Absolutely! With only 18% overlap, JEPI and QYLD complement each other well. A simple portfolio might allocate 60% to one and 40% to the other, or you could pair them with a bond ETF like BND for a complete three-fund portfolio.
Frequently Asked Questions
Should I buy JEPI or QYLD?▾
QYLD edges out JEPI with a stronger Beginner Suitability Score (9.5 vs 9). It offers better overall characteristics for new investors. However, both are solid options. JEPI is best for investors who want retirees and income seekers who need high monthly cash distributions, while QYLD is better suited for income-focused investors who prioritize monthly cash flow over growth.
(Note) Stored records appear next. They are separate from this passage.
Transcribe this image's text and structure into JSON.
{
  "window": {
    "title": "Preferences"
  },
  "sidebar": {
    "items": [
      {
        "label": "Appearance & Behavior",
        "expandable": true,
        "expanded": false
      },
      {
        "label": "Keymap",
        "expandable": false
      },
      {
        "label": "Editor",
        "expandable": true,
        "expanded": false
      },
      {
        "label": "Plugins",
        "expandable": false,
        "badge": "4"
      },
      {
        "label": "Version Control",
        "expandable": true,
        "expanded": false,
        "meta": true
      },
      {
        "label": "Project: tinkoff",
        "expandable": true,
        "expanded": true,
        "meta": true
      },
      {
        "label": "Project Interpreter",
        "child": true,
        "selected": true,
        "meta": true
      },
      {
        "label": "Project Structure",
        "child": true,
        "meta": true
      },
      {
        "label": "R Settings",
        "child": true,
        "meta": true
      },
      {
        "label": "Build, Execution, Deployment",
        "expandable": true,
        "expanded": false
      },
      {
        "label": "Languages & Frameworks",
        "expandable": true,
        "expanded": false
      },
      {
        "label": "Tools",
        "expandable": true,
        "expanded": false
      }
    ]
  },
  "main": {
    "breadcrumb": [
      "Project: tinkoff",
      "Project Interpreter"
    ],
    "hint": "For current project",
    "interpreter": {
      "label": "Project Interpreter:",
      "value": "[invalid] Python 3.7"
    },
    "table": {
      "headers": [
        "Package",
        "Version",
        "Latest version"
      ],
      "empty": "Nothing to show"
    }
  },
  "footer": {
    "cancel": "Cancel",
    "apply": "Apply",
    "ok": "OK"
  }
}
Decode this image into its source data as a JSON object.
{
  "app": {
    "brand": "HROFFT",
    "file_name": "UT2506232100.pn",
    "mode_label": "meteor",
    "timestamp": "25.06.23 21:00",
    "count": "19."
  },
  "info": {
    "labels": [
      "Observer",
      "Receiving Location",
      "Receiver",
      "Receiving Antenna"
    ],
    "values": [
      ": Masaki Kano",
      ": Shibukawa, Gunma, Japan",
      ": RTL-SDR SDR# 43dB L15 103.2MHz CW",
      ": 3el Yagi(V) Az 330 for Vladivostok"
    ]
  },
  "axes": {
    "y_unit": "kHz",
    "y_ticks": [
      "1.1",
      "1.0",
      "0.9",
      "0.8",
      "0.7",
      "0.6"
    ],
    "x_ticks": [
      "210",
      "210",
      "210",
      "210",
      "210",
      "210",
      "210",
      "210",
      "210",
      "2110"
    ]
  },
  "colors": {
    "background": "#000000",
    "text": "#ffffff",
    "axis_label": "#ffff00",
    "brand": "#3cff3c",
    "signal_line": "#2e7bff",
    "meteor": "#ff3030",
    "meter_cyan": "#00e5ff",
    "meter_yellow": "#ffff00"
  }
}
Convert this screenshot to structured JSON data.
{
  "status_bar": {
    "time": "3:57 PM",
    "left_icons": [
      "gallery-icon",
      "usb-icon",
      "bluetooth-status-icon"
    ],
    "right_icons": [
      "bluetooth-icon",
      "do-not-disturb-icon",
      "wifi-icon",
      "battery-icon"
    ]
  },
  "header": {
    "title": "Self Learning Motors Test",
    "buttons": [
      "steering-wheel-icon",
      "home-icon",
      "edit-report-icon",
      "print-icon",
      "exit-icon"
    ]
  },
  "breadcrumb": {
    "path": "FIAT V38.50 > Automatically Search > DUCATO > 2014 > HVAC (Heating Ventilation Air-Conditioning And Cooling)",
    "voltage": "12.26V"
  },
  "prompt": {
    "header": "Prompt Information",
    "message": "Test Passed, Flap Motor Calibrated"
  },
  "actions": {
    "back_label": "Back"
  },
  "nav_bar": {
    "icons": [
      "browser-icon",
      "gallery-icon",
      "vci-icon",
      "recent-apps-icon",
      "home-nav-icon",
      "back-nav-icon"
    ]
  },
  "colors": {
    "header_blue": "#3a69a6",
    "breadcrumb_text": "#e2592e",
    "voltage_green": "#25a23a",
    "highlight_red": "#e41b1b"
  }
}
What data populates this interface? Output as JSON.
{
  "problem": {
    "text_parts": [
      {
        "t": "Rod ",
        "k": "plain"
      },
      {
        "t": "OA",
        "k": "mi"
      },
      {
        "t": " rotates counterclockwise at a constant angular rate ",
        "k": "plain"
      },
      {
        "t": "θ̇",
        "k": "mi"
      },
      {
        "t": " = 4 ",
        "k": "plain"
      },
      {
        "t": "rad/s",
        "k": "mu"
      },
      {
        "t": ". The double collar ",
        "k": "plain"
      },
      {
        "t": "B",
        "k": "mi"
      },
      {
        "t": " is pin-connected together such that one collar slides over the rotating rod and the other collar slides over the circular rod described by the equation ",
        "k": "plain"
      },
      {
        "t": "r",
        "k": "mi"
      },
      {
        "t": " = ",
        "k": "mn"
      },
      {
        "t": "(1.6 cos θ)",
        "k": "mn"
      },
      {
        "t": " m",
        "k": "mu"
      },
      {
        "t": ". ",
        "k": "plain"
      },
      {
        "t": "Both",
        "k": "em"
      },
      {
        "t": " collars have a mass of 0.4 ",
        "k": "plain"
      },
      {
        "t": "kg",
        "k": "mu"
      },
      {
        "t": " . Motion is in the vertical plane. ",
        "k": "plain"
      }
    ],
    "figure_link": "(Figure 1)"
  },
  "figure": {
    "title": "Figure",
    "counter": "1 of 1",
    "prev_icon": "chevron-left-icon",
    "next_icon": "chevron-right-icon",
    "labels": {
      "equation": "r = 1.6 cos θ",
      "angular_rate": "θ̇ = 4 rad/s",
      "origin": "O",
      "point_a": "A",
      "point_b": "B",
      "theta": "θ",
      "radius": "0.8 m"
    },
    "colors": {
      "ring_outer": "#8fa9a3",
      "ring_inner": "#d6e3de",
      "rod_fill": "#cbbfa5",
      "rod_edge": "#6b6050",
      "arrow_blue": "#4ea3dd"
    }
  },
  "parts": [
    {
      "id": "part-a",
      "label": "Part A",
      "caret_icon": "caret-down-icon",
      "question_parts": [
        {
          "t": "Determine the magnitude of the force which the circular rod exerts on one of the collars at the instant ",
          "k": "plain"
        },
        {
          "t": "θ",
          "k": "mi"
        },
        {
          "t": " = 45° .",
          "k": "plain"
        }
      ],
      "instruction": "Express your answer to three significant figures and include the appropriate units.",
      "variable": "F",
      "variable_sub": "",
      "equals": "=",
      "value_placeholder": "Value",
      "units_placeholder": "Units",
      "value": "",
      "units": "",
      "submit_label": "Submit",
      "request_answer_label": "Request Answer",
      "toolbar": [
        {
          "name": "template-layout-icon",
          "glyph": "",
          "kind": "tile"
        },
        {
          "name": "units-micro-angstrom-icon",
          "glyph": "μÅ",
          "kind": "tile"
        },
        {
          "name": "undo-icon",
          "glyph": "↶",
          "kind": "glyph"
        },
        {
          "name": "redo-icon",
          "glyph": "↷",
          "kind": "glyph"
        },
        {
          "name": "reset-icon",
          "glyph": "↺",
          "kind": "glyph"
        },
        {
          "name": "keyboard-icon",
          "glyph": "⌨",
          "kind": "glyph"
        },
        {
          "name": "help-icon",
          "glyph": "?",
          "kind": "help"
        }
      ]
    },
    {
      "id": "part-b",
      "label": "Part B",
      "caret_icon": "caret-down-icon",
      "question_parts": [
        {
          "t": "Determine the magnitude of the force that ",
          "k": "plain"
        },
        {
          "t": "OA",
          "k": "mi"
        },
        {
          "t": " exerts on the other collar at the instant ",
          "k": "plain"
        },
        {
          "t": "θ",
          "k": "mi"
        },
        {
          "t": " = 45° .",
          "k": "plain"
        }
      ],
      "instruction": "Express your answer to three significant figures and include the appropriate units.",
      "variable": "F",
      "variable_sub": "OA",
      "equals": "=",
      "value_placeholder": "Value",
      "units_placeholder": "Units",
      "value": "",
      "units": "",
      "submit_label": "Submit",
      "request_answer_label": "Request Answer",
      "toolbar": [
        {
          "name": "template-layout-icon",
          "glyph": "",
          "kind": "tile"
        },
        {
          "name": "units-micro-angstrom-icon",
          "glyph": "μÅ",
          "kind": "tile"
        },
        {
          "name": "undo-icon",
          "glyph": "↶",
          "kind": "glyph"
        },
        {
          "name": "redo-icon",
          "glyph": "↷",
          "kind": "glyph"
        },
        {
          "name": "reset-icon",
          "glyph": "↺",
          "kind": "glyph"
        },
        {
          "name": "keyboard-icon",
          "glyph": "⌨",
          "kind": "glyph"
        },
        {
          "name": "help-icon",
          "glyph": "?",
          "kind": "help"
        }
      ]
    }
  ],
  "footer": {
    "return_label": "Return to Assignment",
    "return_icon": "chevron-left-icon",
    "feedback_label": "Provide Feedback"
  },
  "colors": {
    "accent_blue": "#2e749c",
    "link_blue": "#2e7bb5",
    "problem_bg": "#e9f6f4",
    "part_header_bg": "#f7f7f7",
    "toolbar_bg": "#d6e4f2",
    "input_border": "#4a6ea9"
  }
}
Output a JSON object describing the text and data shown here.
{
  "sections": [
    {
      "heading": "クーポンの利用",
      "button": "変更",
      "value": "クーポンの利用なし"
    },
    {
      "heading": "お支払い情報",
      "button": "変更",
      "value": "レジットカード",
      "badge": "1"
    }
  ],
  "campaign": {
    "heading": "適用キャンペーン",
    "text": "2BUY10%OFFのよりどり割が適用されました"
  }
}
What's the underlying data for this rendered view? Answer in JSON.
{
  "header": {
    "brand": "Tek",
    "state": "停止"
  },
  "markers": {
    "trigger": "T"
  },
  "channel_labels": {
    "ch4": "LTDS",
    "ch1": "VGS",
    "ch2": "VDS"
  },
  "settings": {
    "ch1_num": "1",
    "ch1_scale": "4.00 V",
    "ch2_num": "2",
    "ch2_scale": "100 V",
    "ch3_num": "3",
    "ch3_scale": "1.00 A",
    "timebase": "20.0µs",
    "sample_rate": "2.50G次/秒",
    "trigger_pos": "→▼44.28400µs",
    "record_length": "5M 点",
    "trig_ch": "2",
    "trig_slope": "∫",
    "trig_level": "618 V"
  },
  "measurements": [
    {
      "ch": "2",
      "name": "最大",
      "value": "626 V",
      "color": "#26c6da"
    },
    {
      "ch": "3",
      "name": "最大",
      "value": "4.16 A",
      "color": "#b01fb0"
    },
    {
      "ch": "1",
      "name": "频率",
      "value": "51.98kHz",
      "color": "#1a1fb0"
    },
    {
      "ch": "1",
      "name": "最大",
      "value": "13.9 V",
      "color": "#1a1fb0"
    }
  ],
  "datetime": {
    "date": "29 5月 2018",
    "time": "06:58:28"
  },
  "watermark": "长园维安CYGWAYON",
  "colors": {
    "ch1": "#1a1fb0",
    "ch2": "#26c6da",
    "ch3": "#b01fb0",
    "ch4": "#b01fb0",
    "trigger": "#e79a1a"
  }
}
What is the difference between JEPI and QYLD?▾
JEPI (JPMorgan Equity Premium Income ETF) tracks covered call investments with 130 holdings and a 0.35% expense ratio. QYLD (Global X NASDAQ 100 Covered Call ETF) focuses on covered call/income with 103 holdings at 0.60%. Their top holdings overlap by 18%.
Can I own both JEPI and QYLD?▾
Yes! With only 18% holdings overlap, JEPI and QYLD complement each other well. Owning both gives you broader diversification.